- A federal court in Virginia ordered a medical staffing agency to pay more than $7.2 million in back wages and liquidated damages to 1,105 workers it intentionally misclassified as independent workers, according to a Jan. 27 statement from the U.S. Department of Labor. The agency said the judgment sent an "unequivocal message" on misclassification to healthcare industry employers.
- The court's order follows an investigation from DOL's Wage and Hour Division, which determined that the staffing agency misclassified aides and nurses as independent contractors beginning in August 2015. "By misclassifying the workers, the medical staffing agency paid them straight-time wages instead of time-and-a-half when they worked over 40 in a workweek," DOL said.
- The company was ordered to pay at least $3,619,716 in back wages and the same amount in liquidated damages. The court asked DOL's solicitor of labor to update the back wages "to the present," which will likely bring workers a substantial increase, DOL said.

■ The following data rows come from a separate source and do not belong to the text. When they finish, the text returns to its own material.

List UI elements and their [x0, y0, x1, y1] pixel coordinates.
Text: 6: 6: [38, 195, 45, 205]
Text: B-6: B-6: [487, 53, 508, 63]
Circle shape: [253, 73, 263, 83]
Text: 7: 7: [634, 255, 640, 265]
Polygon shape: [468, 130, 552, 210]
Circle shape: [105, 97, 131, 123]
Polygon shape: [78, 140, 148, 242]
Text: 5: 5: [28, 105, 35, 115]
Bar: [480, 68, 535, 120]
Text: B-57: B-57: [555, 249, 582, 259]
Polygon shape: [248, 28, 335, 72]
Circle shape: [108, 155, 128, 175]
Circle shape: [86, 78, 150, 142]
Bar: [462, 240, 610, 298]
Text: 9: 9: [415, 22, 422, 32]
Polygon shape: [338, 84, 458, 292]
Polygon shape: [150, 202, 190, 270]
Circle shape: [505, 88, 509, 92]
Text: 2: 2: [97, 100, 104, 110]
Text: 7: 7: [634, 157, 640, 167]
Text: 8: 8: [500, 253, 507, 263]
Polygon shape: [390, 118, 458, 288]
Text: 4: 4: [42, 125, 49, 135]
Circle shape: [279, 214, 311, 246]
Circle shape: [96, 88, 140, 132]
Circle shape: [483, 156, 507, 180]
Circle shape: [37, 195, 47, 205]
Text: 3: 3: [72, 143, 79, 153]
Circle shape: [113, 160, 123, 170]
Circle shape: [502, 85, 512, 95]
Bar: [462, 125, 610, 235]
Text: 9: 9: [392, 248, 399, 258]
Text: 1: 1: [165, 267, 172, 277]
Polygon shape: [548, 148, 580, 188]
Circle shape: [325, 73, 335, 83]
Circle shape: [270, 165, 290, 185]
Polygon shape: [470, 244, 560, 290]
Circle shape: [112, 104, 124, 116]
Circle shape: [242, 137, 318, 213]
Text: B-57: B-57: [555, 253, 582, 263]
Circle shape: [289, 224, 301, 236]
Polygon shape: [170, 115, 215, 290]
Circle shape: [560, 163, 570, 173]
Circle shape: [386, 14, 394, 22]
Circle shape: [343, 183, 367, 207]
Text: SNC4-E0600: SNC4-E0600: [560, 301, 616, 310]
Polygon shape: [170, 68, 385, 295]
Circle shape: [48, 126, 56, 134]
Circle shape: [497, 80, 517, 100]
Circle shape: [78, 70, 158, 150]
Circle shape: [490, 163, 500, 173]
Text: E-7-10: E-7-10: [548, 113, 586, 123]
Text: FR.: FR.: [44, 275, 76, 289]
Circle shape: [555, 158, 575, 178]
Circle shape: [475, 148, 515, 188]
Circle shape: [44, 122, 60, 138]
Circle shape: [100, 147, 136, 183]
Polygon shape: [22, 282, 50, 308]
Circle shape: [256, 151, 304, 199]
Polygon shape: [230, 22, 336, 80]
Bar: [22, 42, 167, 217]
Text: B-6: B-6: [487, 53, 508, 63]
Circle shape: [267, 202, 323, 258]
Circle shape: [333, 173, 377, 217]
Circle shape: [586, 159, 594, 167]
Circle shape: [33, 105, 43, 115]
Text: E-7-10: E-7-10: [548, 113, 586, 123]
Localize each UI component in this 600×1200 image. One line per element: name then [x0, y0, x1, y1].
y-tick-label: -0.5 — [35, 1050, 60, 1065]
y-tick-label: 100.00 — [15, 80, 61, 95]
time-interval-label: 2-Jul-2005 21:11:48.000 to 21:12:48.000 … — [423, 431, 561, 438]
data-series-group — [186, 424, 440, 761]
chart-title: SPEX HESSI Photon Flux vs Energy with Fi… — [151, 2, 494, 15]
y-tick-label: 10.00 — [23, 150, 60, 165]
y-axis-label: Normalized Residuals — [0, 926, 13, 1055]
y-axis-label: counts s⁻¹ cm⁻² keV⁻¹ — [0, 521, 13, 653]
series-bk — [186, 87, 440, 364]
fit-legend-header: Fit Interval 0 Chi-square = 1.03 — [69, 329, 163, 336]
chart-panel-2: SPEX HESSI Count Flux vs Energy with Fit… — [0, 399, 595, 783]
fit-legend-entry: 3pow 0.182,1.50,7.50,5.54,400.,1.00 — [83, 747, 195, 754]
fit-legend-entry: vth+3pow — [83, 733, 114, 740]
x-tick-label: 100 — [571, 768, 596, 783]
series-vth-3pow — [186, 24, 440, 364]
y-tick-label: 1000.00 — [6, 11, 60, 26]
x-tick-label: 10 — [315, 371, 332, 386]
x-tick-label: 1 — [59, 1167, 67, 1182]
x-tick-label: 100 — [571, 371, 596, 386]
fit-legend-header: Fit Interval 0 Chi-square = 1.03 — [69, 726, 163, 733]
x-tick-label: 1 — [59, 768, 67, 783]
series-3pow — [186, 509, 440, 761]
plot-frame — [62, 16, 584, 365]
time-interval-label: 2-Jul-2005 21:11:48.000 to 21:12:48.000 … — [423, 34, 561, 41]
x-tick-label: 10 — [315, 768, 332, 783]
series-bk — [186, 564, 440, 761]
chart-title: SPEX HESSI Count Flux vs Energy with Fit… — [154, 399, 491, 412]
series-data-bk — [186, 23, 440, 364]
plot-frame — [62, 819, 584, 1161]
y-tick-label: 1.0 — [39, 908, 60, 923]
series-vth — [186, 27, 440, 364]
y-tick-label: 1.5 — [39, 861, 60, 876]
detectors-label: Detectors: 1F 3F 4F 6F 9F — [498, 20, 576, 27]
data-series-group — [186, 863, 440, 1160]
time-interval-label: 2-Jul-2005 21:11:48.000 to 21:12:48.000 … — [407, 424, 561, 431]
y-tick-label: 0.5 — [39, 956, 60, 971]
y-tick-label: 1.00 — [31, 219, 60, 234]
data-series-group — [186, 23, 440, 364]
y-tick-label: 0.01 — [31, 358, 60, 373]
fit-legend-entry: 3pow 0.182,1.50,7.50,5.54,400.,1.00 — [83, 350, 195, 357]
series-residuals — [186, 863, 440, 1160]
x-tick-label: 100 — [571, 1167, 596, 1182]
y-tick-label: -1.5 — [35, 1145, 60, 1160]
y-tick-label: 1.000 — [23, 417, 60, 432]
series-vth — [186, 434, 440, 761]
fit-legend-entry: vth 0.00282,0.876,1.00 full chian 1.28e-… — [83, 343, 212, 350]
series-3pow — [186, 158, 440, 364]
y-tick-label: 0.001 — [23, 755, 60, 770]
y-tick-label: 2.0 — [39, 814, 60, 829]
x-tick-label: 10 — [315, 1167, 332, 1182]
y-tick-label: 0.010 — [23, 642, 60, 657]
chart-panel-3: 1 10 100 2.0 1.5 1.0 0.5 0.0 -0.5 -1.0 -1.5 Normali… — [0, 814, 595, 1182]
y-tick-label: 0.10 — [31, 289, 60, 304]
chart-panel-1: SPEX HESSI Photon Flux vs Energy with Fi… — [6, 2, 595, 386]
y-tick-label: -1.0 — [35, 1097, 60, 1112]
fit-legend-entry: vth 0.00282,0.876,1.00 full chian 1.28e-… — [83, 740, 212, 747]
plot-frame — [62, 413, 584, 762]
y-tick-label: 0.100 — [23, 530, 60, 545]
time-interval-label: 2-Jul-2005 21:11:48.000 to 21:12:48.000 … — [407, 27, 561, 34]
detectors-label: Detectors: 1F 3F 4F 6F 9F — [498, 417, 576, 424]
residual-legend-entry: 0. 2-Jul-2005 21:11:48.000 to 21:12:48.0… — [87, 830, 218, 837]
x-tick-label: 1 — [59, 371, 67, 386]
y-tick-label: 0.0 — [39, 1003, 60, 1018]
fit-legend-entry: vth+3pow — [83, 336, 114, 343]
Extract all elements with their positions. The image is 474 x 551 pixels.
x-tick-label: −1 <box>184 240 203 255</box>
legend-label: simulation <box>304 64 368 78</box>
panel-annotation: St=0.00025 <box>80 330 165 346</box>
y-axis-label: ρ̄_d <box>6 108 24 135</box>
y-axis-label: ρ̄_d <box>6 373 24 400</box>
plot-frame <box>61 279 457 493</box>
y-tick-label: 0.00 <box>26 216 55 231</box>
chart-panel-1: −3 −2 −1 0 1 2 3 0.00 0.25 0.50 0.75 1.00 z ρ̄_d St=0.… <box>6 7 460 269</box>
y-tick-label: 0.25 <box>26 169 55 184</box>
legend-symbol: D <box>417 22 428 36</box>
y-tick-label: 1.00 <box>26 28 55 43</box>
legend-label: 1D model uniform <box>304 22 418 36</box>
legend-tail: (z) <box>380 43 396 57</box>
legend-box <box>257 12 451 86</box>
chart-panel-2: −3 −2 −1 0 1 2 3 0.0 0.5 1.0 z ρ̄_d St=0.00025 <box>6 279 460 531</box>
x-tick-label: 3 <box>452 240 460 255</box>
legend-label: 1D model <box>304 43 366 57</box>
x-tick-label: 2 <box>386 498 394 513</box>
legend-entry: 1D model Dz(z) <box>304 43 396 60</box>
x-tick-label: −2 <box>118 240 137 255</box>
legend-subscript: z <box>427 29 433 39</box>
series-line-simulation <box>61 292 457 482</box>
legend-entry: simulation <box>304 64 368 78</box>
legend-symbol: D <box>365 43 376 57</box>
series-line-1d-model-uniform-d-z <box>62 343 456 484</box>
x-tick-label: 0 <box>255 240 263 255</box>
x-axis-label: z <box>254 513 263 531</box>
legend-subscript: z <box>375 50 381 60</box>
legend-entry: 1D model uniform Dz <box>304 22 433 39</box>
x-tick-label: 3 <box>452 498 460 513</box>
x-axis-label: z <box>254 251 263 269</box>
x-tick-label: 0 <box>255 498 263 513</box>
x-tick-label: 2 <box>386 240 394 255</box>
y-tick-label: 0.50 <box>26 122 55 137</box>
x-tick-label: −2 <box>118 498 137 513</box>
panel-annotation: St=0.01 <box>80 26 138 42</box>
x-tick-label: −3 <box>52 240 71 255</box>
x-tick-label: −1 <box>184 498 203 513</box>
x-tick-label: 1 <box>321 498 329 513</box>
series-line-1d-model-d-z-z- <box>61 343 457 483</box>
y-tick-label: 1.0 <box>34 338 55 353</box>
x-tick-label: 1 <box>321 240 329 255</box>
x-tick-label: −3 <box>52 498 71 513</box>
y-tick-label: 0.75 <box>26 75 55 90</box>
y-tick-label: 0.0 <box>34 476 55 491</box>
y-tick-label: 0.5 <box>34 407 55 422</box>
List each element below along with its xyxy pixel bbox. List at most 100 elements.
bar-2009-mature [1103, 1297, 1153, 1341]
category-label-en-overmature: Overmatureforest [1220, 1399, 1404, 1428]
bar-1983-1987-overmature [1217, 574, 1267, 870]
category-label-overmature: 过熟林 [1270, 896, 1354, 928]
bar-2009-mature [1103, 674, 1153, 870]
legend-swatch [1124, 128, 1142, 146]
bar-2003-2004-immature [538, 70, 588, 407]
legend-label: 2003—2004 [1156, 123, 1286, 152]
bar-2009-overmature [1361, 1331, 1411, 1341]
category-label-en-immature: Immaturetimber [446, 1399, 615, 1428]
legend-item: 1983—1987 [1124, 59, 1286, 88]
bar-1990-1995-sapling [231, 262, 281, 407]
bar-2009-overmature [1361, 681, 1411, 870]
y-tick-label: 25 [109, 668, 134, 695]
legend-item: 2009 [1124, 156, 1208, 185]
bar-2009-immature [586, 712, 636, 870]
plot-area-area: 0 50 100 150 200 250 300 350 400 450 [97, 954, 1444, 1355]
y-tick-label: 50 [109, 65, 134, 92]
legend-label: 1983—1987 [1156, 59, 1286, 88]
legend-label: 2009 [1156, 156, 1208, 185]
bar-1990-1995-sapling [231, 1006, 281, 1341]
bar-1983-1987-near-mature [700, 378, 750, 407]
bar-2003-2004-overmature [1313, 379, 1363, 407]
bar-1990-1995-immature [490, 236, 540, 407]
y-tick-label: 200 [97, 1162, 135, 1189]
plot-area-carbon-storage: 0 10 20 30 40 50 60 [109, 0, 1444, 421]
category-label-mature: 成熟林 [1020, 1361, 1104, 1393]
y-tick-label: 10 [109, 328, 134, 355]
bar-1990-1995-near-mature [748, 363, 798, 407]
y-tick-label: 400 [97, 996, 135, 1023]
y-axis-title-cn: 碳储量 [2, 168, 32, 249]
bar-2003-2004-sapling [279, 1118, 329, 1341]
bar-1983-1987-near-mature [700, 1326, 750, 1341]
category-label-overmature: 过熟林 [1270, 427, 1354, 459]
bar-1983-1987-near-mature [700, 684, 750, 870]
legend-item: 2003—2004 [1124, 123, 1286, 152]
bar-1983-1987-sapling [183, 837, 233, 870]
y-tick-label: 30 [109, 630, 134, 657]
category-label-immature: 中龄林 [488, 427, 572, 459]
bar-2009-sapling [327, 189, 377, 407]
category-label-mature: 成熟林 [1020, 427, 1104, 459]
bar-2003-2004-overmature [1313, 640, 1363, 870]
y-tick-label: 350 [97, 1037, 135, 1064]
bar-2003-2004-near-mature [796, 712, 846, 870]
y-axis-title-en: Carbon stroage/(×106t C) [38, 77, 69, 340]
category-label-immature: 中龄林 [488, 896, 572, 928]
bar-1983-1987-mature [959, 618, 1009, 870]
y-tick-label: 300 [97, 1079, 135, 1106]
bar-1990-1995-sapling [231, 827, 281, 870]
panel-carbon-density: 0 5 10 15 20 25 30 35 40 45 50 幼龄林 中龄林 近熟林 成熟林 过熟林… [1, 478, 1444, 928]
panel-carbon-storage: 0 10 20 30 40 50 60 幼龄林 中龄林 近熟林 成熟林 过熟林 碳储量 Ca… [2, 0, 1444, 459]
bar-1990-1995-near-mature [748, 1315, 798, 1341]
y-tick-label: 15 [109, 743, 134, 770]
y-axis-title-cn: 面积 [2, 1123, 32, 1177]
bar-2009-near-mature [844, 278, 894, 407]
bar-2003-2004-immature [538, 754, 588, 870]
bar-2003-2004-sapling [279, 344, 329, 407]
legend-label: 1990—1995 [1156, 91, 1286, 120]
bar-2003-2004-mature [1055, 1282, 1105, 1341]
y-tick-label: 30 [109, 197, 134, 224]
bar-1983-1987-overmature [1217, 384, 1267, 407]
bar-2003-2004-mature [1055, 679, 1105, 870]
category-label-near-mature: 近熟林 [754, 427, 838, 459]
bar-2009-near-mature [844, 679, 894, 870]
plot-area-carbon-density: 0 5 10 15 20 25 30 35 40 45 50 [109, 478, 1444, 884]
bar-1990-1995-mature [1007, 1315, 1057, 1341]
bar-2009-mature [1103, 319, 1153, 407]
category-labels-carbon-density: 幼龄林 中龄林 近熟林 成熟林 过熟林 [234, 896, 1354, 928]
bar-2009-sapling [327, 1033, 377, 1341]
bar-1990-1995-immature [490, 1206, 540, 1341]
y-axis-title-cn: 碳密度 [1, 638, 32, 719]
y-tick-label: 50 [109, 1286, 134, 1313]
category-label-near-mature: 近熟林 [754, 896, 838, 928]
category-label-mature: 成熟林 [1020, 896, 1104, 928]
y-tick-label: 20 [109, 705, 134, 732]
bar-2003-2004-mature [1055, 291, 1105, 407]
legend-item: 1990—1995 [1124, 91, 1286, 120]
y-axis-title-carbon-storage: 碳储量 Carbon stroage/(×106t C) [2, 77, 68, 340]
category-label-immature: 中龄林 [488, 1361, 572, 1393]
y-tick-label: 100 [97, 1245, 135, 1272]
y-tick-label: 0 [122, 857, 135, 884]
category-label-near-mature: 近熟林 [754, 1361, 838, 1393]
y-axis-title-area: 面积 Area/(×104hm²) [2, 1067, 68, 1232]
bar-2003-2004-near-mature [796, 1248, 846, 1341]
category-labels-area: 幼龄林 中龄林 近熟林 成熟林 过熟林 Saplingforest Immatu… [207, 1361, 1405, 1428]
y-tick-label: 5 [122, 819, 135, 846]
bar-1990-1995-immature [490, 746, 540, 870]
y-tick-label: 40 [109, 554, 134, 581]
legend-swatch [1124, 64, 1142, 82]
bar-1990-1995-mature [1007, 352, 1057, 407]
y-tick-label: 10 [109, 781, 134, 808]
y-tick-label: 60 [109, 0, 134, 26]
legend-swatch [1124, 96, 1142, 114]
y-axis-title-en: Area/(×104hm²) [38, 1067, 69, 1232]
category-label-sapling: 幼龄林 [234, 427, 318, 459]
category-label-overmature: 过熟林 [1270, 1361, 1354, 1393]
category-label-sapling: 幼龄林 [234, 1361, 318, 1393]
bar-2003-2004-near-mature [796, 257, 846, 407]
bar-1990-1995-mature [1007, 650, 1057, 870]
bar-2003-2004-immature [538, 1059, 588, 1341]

DOL has been vocal recently about its stance on worker misclassification.
"When employers misclassify employees as independent contractors and fail to pay workers their hard-earned wages, the U.S. Department of Labor will hold them legally accountable," Secretary of Labor Marty Walsh said in DOL's January announcement.
In November, the agency ordered the owners of a Las Vegas telemarketing company to pay more than $1.4 million in back wages and liquidated damages after an investigation revealed similar alleged transgressions.
DOL made similar comments when it announced those charges: "Employers who misclassify workers as independent contractors deny them their hard earned wages and other benefits such as paid leave and health insurance," DOL's Wage and Hour Division, Acting Wage and Hour Administrator Jessica Looman said. "The U.S. Department of Labor will use all the tools available to ensure workers receive the wages they are due."
As DOL combats worker misclassification, a number of states have addressed the issue, too. New Jersey, for instance, enacted a series of legislation in July aimed to address misclassification by providing additional enforcement options to the state's labor and workforce development commissioner and making it illegal for employers to misclassify workers for the purpose of avoiding insurance expenses.